Methods: This study implemented segmented regression analysis to estimate the first-time tracer appearance of an intrathecal tracer within brain tissues. An increase (breakpoint) in the normalized MRI T1 signal was defined to represent first glymphatic influx of the tracer. The study included 30 reference (REF) subjects with no identified CSF disturbance and 15 patients with a diagnosis of idiopathic intracranial hypertension (IIH). We developed and evaluated the method in REF subjects and further compared it between the two study groups.

Results: The time to initial glymphatic tracer enrichment in the REF cohort was approximately 1 h in the frontal, temporal, parietal, and occipital cerebral cortex and ranged from two to 4 h in the corresponding white matter regions. In subcortical limbic structures and basal ganglia structures, it was 0.6 and 2.2 h, respectively. Compared with REF subjects, IIH patients presented a non-significant mean difference in the first appearance of ±0.5 h in the cerebral cortex and white matter regions, with somewhat longer estimated delays in the parietal and insular white matter regions. The results are presented as time series plots and estimates with 95% confidence intervals. Additionally, we provide supplementary R code, which can be adapted for use in future studies, and outline a basic assessment of true versus estimated breakpoints using simulated data.

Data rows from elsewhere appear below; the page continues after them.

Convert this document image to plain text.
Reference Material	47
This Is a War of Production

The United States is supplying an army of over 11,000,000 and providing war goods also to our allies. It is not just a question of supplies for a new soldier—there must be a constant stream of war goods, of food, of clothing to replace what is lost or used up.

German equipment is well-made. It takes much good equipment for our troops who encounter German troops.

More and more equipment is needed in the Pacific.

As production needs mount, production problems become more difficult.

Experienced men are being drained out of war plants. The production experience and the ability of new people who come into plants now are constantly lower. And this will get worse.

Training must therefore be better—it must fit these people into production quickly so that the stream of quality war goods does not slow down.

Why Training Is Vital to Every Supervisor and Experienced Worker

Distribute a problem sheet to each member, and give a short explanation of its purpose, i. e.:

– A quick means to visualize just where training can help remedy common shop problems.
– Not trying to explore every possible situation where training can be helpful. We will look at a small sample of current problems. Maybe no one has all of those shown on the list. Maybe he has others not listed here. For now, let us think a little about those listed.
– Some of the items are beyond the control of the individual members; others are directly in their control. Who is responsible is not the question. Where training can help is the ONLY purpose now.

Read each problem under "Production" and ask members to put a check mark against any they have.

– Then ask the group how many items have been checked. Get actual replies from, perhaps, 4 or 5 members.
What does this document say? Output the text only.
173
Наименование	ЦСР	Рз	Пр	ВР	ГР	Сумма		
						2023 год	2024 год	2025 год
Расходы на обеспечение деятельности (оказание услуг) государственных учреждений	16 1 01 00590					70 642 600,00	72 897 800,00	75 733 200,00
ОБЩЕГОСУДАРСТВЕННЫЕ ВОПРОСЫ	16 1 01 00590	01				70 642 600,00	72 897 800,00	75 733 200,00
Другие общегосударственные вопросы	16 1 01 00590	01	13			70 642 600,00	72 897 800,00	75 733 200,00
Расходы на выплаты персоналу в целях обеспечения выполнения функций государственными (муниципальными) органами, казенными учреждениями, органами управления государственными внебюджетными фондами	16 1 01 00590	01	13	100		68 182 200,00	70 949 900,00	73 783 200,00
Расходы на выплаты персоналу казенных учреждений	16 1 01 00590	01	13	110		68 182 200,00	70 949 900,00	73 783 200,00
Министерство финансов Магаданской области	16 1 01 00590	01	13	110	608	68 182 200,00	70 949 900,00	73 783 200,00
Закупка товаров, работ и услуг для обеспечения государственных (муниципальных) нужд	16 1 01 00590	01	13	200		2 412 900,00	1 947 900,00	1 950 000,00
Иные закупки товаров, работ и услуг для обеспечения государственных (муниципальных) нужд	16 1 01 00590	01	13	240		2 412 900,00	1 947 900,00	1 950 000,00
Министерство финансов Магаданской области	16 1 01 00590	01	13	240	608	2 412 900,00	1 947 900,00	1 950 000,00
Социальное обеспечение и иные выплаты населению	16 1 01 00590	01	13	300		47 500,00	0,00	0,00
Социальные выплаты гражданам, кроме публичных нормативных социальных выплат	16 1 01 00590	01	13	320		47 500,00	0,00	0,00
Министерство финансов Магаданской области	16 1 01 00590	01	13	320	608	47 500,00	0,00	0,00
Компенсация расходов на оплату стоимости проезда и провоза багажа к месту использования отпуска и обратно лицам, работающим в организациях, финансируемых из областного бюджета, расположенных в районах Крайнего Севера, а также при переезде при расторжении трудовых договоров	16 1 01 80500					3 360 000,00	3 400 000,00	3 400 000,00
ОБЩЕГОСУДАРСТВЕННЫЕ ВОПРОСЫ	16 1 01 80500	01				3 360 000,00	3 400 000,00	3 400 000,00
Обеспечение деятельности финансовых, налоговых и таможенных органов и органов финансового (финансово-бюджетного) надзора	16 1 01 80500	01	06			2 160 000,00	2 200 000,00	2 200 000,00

Conclusion: Segmented regression was found feasible to quantify the time to first glymphatic enrichment, i.e., increase in the normalized MRI T1 signal. Moreover, the method seems reasonable to differentiate first glymphatic influx between the cohorts.

Keywords: cerebral cortex; glymphatic system; magnetic resonance imaging; regression analysis; white matter.